On their second day in the sub-continent Gemma loses a bag containing her passport and all her money. It is retrieved, however, by an Australian woman called Coral, someone who has been on the road for many a month, and has found her way round most of India's more characteristic problems.
Esther, the more dominant of the two innocents, has decided to head somewhere off the beaten tourist trail, and to this end throws their copy of the Lonely Planet guide in the air, promising to go wherever is described on the page it lands on.
By Katy Gardner
Penguin (Paperback; UK)
As a result they head off to a remote Muslim shrine in Orissa Province. Mysteriously, Coral shows up soon afterwards at the same unlikely location. Here the plot thickens. After they have fought their way through the jungle to the shrine itself, sheets of flame and a charred body manifest themselves to the formerly skeptical Esther, though not to the increasingly chummy Gemma and Coral.

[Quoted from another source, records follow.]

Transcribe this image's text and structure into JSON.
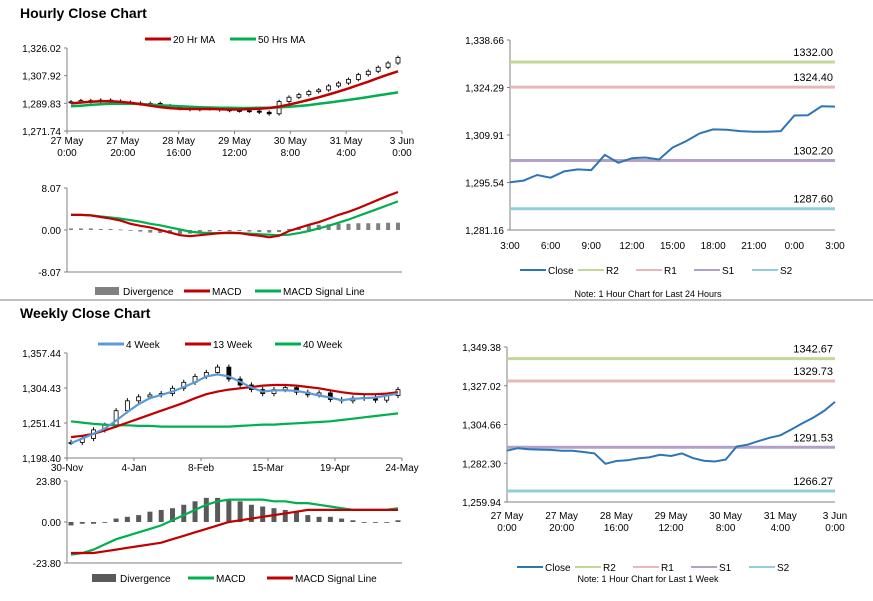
{
  "hourly_title": "Hourly Close Chart",
  "weekly_title": "Weekly Close Chart",
  "colors": {
    "ma_fast": "#c00000",
    "ma_slow": "#00b050",
    "ma4": "#5b9bd5",
    "close": "#2e75b6",
    "r2": "#c4d79b",
    "r1": "#e6b9b8",
    "s1": "#b1a0c7",
    "s2": "#92cddc",
    "div": "#808080",
    "axis": "#808080"
  },
  "chart_data": [
    {
      "id": "hourly_price",
      "type": "line",
      "legend": [
        "20 Hr MA",
        "50 Hrs MA"
      ],
      "x_ticks": [
        "27 May\n0:00",
        "27 May\n20:00",
        "28 May\n16:00",
        "29 May\n12:00",
        "30 May\n8:00",
        "31 May\n4:00",
        "3 Jun\n0:00"
      ],
      "y_ticks": [
        "1,326.02",
        "1,307.92",
        "1,289.83",
        "1,271.74"
      ],
      "ylim": [
        1271.74,
        1326.02
      ],
      "close": [
        1290.8,
        1291.6,
        1291.0,
        1291.9,
        1291.2,
        1290.5,
        1290.0,
        1289.5,
        1289.8,
        1288.3,
        1287.3,
        1286.4,
        1285.8,
        1286.3,
        1286.5,
        1285.6,
        1285.2,
        1285.0,
        1284.8,
        1284.0,
        1283.0,
        1291.0,
        1293.8,
        1295.5,
        1297.5,
        1298.6,
        1301.2,
        1303.1,
        1305.5,
        1308.6,
        1310.8,
        1313.4,
        1316.2,
        1319.8
      ],
      "ma20": [
        1289.8,
        1290.4,
        1290.9,
        1291.2,
        1291.2,
        1290.8,
        1290.2,
        1289.3,
        1288.3,
        1287.4,
        1286.7,
        1286.3,
        1286.1,
        1286.1,
        1286.2,
        1286.0,
        1285.8,
        1285.8,
        1286.1,
        1286.3,
        1286.8,
        1287.7,
        1289.0,
        1290.5,
        1292.1,
        1293.8,
        1295.6,
        1297.5,
        1299.6,
        1301.8,
        1304.0,
        1306.4,
        1308.7,
        1310.8
      ],
      "ma50": [
        1287.9,
        1288.3,
        1288.8,
        1289.2,
        1289.5,
        1289.6,
        1289.6,
        1289.4,
        1289.0,
        1288.6,
        1288.2,
        1287.9,
        1287.6,
        1287.3,
        1287.1,
        1287.0,
        1286.9,
        1286.8,
        1286.8,
        1286.9,
        1287.0,
        1287.2,
        1287.6,
        1288.1,
        1288.7,
        1289.5,
        1290.3,
        1291.2,
        1292.1,
        1293.0,
        1294.0,
        1295.0,
        1296.0,
        1297.0
      ]
    },
    {
      "id": "hourly_macd",
      "type": "line",
      "legend": [
        "Divergence",
        "MACD",
        "MACD Signal Line"
      ],
      "y_ticks": [
        "8.07",
        "0.00",
        "-8.07"
      ],
      "ylim": [
        -8.07,
        8.07
      ],
      "macd": [
        2.9,
        2.9,
        2.8,
        2.5,
        2.2,
        1.8,
        1.2,
        0.8,
        0.5,
        0.0,
        -0.5,
        -1.0,
        -1.2,
        -1.0,
        -0.8,
        -0.6,
        -0.5,
        -0.6,
        -0.9,
        -1.1,
        -1.4,
        -1.1,
        -0.2,
        0.4,
        1.0,
        1.5,
        2.2,
        2.9,
        3.5,
        4.2,
        5.0,
        5.8,
        6.6,
        7.3
      ],
      "signal": [
        2.9,
        2.9,
        2.8,
        2.6,
        2.4,
        2.2,
        1.9,
        1.6,
        1.2,
        0.9,
        0.5,
        0.1,
        -0.3,
        -0.5,
        -0.6,
        -0.6,
        -0.6,
        -0.6,
        -0.7,
        -0.8,
        -0.9,
        -1.0,
        -0.9,
        -0.6,
        -0.2,
        0.3,
        0.8,
        1.4,
        2.0,
        2.7,
        3.4,
        4.1,
        4.8,
        5.5
      ],
      "divergence": [
        0.3,
        0.3,
        0.3,
        0.2,
        0.2,
        0.1,
        -0.1,
        -0.3,
        -0.5,
        -0.6,
        -0.7,
        -0.8,
        -0.7,
        -0.5,
        -0.3,
        -0.2,
        -0.2,
        -0.2,
        -0.3,
        -0.4,
        -0.5,
        -0.4,
        0.2,
        0.6,
        0.9,
        1.0,
        1.1,
        1.2,
        1.2,
        1.3,
        1.3,
        1.3,
        1.4,
        1.4
      ]
    },
    {
      "id": "hourly_close",
      "type": "line",
      "legend": [
        "Close",
        "R2",
        "R1",
        "S1",
        "S2"
      ],
      "x_ticks": [
        "3:00",
        "6:00",
        "9:00",
        "12:00",
        "15:00",
        "18:00",
        "21:00",
        "0:00",
        "3:00"
      ],
      "y_ticks": [
        "1,338.66",
        "1,324.29",
        "1,309.91",
        "1,295.54",
        "1,281.16"
      ],
      "ylim": [
        1281.16,
        1338.66
      ],
      "levels": [
        [
          "R2",
          1332.0,
          "1332.00"
        ],
        [
          "R1",
          1324.4,
          "1324.40"
        ],
        [
          "S1",
          1302.2,
          "1302.20"
        ],
        [
          "S2",
          1287.6,
          "1287.60"
        ]
      ],
      "close": [
        1295.6,
        1296.1,
        1297.8,
        1297.0,
        1298.9,
        1299.5,
        1299.3,
        1303.9,
        1301.5,
        1302.9,
        1303.1,
        1302.5,
        1306.1,
        1308.0,
        1310.4,
        1311.6,
        1311.5,
        1311.1,
        1310.9,
        1310.9,
        1311.1,
        1315.8,
        1315.9,
        1318.6,
        1318.5
      ]
    },
    {
      "id": "weekly_price",
      "type": "line",
      "legend": [
        "4 Week",
        "13 Week",
        "40 Week"
      ],
      "x_ticks": [
        "30-Nov",
        "4-Jan",
        "8-Feb",
        "15-Mar",
        "19-Apr",
        "24-May"
      ],
      "y_ticks": [
        "1,357.44",
        "1,304.43",
        "1,251.41",
        "1,198.40"
      ],
      "ylim": [
        1198.4,
        1357.44
      ],
      "close": [
        1222,
        1228,
        1241,
        1248,
        1270,
        1285,
        1291,
        1294,
        1296,
        1304,
        1313,
        1322,
        1328,
        1336,
        1318,
        1309,
        1302,
        1296,
        1302,
        1305,
        1298,
        1294,
        1297,
        1287,
        1285,
        1289,
        1290,
        1286,
        1293,
        1302
      ],
      "ma4": [
        1221,
        1228,
        1235,
        1243,
        1255,
        1268,
        1280,
        1289,
        1294,
        1299,
        1306,
        1313,
        1322,
        1325,
        1322,
        1314,
        1305,
        1299,
        1301,
        1301,
        1300,
        1297,
        1293,
        1290,
        1286,
        1288,
        1289,
        1290,
        1293,
        1296
      ],
      "ma13": [
        1230,
        1232,
        1235,
        1240,
        1246,
        1252,
        1258,
        1264,
        1270,
        1276,
        1282,
        1289,
        1295,
        1299,
        1302,
        1304,
        1306,
        1308,
        1309,
        1309,
        1308,
        1306,
        1304,
        1301,
        1298,
        1296,
        1295,
        1295,
        1296,
        1298
      ],
      "ma40": [
        1254,
        1252,
        1250,
        1249,
        1248,
        1248,
        1247,
        1247,
        1246,
        1246,
        1246,
        1246,
        1246,
        1246,
        1246,
        1247,
        1248,
        1249,
        1249,
        1250,
        1251,
        1252,
        1253,
        1254,
        1256,
        1258,
        1260,
        1262,
        1264,
        1266
      ]
    },
    {
      "id": "weekly_macd",
      "type": "line",
      "legend": [
        "Divergence",
        "MACD",
        "MACD Signal Line"
      ],
      "y_ticks": [
        "23.80",
        "0.00",
        "-23.80"
      ],
      "ylim": [
        -23.8,
        23.8
      ],
      "macd": [
        -19,
        -18,
        -16,
        -13,
        -10,
        -8,
        -6,
        -4,
        -2,
        1,
        4,
        7,
        10,
        12,
        13,
        13,
        13,
        13,
        12,
        12,
        11,
        11,
        10,
        9,
        8,
        7,
        7,
        7,
        7,
        8
      ],
      "signal": [
        -18,
        -18,
        -18,
        -17,
        -16,
        -15,
        -14,
        -13,
        -12,
        -10,
        -8,
        -6,
        -4,
        -2,
        0,
        1,
        2,
        3,
        4,
        5,
        6,
        7,
        7,
        7,
        7,
        7,
        7,
        7,
        7,
        7
      ],
      "divergence": [
        -2,
        -1,
        -1,
        0,
        2,
        3,
        4,
        6,
        7,
        8,
        10,
        12,
        14,
        14,
        13,
        12,
        10,
        9,
        8,
        7,
        6,
        4,
        3,
        3,
        2,
        1,
        0,
        0,
        0,
        1
      ]
    },
    {
      "id": "weekly_close",
      "type": "line",
      "legend": [
        "Close",
        "R2",
        "R1",
        "S1",
        "S2"
      ],
      "x_ticks": [
        "27 May\n0:00",
        "27 May\n20:00",
        "28 May\n16:00",
        "29 May\n12:00",
        "30 May\n8:00",
        "31 May\n4:00",
        "3 Jun\n0:00"
      ],
      "y_ticks": [
        "1,349.38",
        "1,327.02",
        "1,304.66",
        "1,282.30",
        "1,259.94"
      ],
      "ylim": [
        1259.94,
        1349.38
      ],
      "levels": [
        [
          "R2",
          1342.67,
          "1342.67"
        ],
        [
          "R1",
          1329.73,
          "1329.73"
        ],
        [
          "S1",
          1291.53,
          "1291.53"
        ],
        [
          "S2",
          1266.27,
          "1266.27"
        ]
      ],
      "close": [
        1289.6,
        1291.0,
        1290.4,
        1290.2,
        1290.0,
        1289.5,
        1289.5,
        1288.8,
        1288.0,
        1282.0,
        1283.6,
        1284.0,
        1285.1,
        1285.7,
        1287.2,
        1286.5,
        1288.0,
        1285.3,
        1283.8,
        1283.3,
        1284.4,
        1291.9,
        1293.0,
        1295.1,
        1297.0,
        1298.4,
        1301.8,
        1305.3,
        1308.6,
        1312.5,
        1317.7
      ]
    }
  ],
  "notes": [
    "Note: 1 Hour Chart for Last 24 Hours",
    "Note: 1 Hour Chart for Last 1 Week"
  ]
}
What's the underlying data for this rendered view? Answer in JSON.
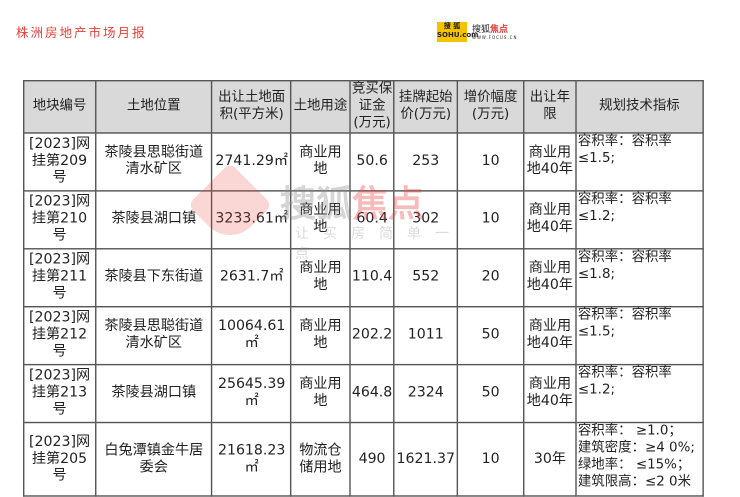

Has she been smoking too much of the sacred temple weed Coral brought along with her? Esther wonders. And why are Gemma and Coral getting so close? Is it really a joint pursuit of spiritual enlightenment or something markedly less selfless? And is Esther really as incapable of transcending her domineering instincts and her sense of her own worth, as the other two suggest? Meanwhile Coral, exasperatingly to Esther, shrugs her shoulders and insists it's all meant, intended, part of the plan.
Drug-fueled fantasies and paranoias characterize Losing Gemma just as they did The Beach. Who's really in charge? Who's plotting against me? What is the search for transcendence and spiritual transformation really a cover for? Things predictably go from bad to worse. Esther strikes off on her own, though her options are cut short when she has all her belongings stolen (Could the supposedly other-worldly Coral have been responsible?).
The novel could have been enlarged at this point, with more pen-portraits of self-deluding and posturing spiritual seekers encountered by Esther on her solo journey to Goa. To tell more of what actually transpires would spoil what is in many ways not a bad story.
Nevertheless, the conclusion, which takes place close to the Indian Himalayan town of Manali, is strongly plotted.